The action is the same as above, except that the distance between the hands is narrower, and the fists are used as support points, with the knuckles facing forward. This method exercises arm strength and can increase wrist strength and fist hardness. When practicing, you should pay attention to the fact that the selected supporting surface can be soft at first and then hard, and your wrists should be kept taut when supporting to avoid sprains.

Iron Ox Plowing

Use your fists or palms as a base of support. Place your hands on the ground and open your arms to shoulder width. Keep your toes on the ground and your hands and feet parallel. Push your head diagonally forward, use the forefoot, hands, neck, and waist together, and at the same time lower your waist and stick it to the ground. Then lift your hips, lower your waist, pull your body back, and the movement is complete. Just repeat the forward and backward movements repeatedly. This exercise focuses on the neck and strengthens the back muscles, wrists, and ankles.

Finger exercises

The main support points are the ten fingers, and the other movements are the same as the two methods mentioned above. Slowly as the body strength increases, the number of fingers touching the ground can be gradually reduced. This exercise is mainly an exercise for finger strength, which enhances the hand's grip, grasping strength, and combined force, and allows the force to penetrate the fingertips. It should be noted that if the finger strength is not enough to support the body, you can first practice with your fingers against the wall and support your body diagonally. After your finger strength gradually increases, gradually place them on a horizontal surface to practice in order to prevent finger injuries.

Carp Lotus Pose

Lie on your side, with one fist or one palm on the ground (usually one fist), support yourself diagonally on the ground, and cross your legs. For example, support the ground with your right fist, stretch your left arm upward, and make your arms into a cross shape to maintain your body balance. Support yourself with the inside of your left foot and the outside of your right foot. When you push yourself down with your arms bent, use your waist to exert force, and tilt your head and waist back like a coiled carp. Then return to the original position and push yourself down repeatedly.

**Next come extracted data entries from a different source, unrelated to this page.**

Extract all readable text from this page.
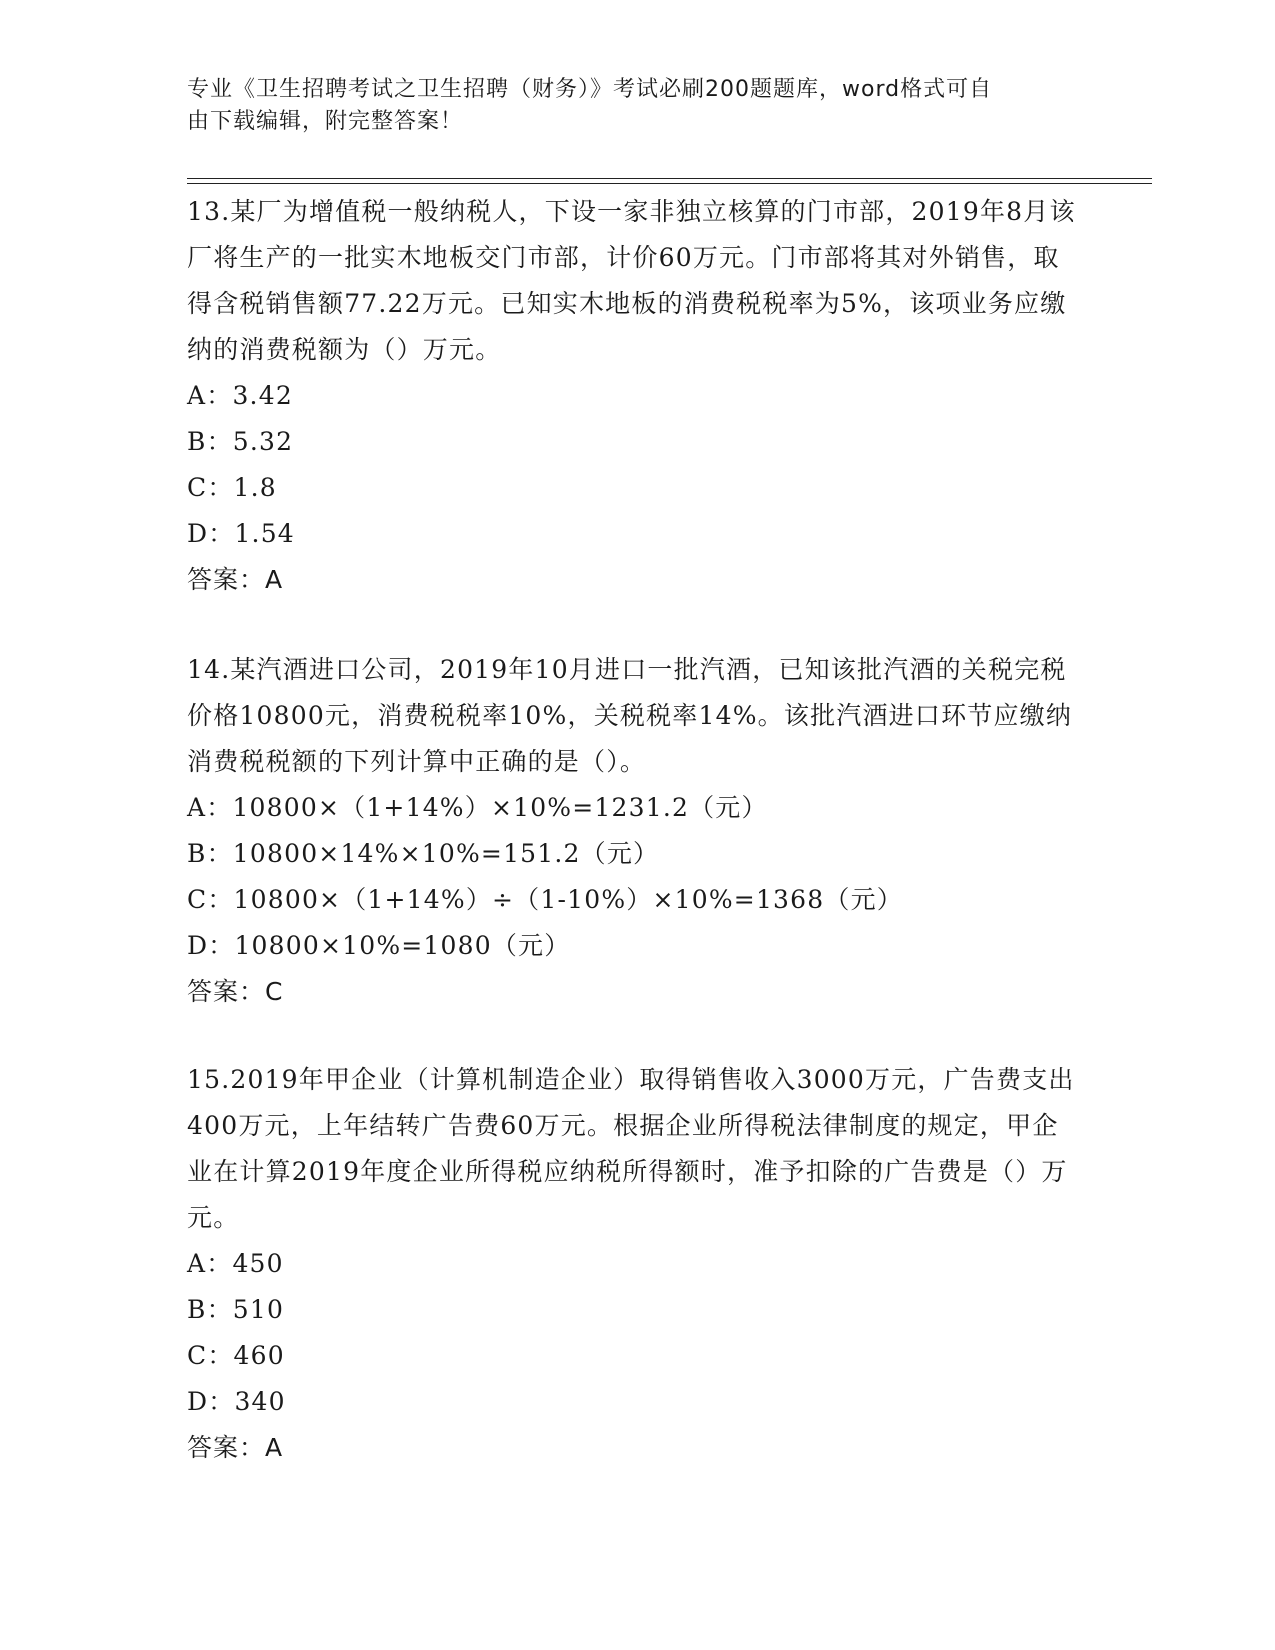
专业《卫生招聘考试之卫生招聘（财务）》考试必刷200题题库，word格式可自
由下载编辑，附完整答案！

13.某厂为增值税一般纳税人，下设一家非独立核算的门市部，2019年8月该厂将生产的一批实木地板交门市部，计价60万元。门市部将其对外销售，取得含税销售额77.22万元。已知实木地板的消费税税率为5%，该项业务应缴纳的消费税额为（）万元。

A：3.42

B：5.32

C：1.8

D：1.54

答案：A

14.某汽酒进口公司，2019年10月进口一批汽酒，已知该批汽酒的关税完税价格10800元，消费税税率10%，关税税率14%。该批汽酒进口环节应缴纳消费税税额的下列计算中正确的是（）。

A：10800×（1+14%）×10%=1231.2（元）

B：10800×14%×10%=151.2（元）

C：10800×（1+14%）÷（1-10%）×10%=1368（元）

D：10800×10%=1080（元）

答案：C

15.2019年甲企业（计算机制造企业）取得销售收入3000万元，广告费支出400万元，上年结转广告费60万元。根据企业所得税法律制度的规定，甲企业在计算2019年度企业所得税应纳税所得额时，准予扣除的广告费是（）万元。

A：450

B：510

C：460

D：340

答案：A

This method mainly exercises the strength of the deltoid muscles (commonly known as "tiger head muscles"), upper arms, waist and abdomen. If you don't have enough strength when practicing, you can choose a softer ground first and use all your arm strength.

The above is an introduction to the push-up chest muscle training method. I hope it will be helpful to male friends. Doing push-ups to exercise the chest muscles is very effective. These are the more common ways and methods that you can try. However, to build chest muscles you must persist in exercising, and men who wish to do so must have enough patience.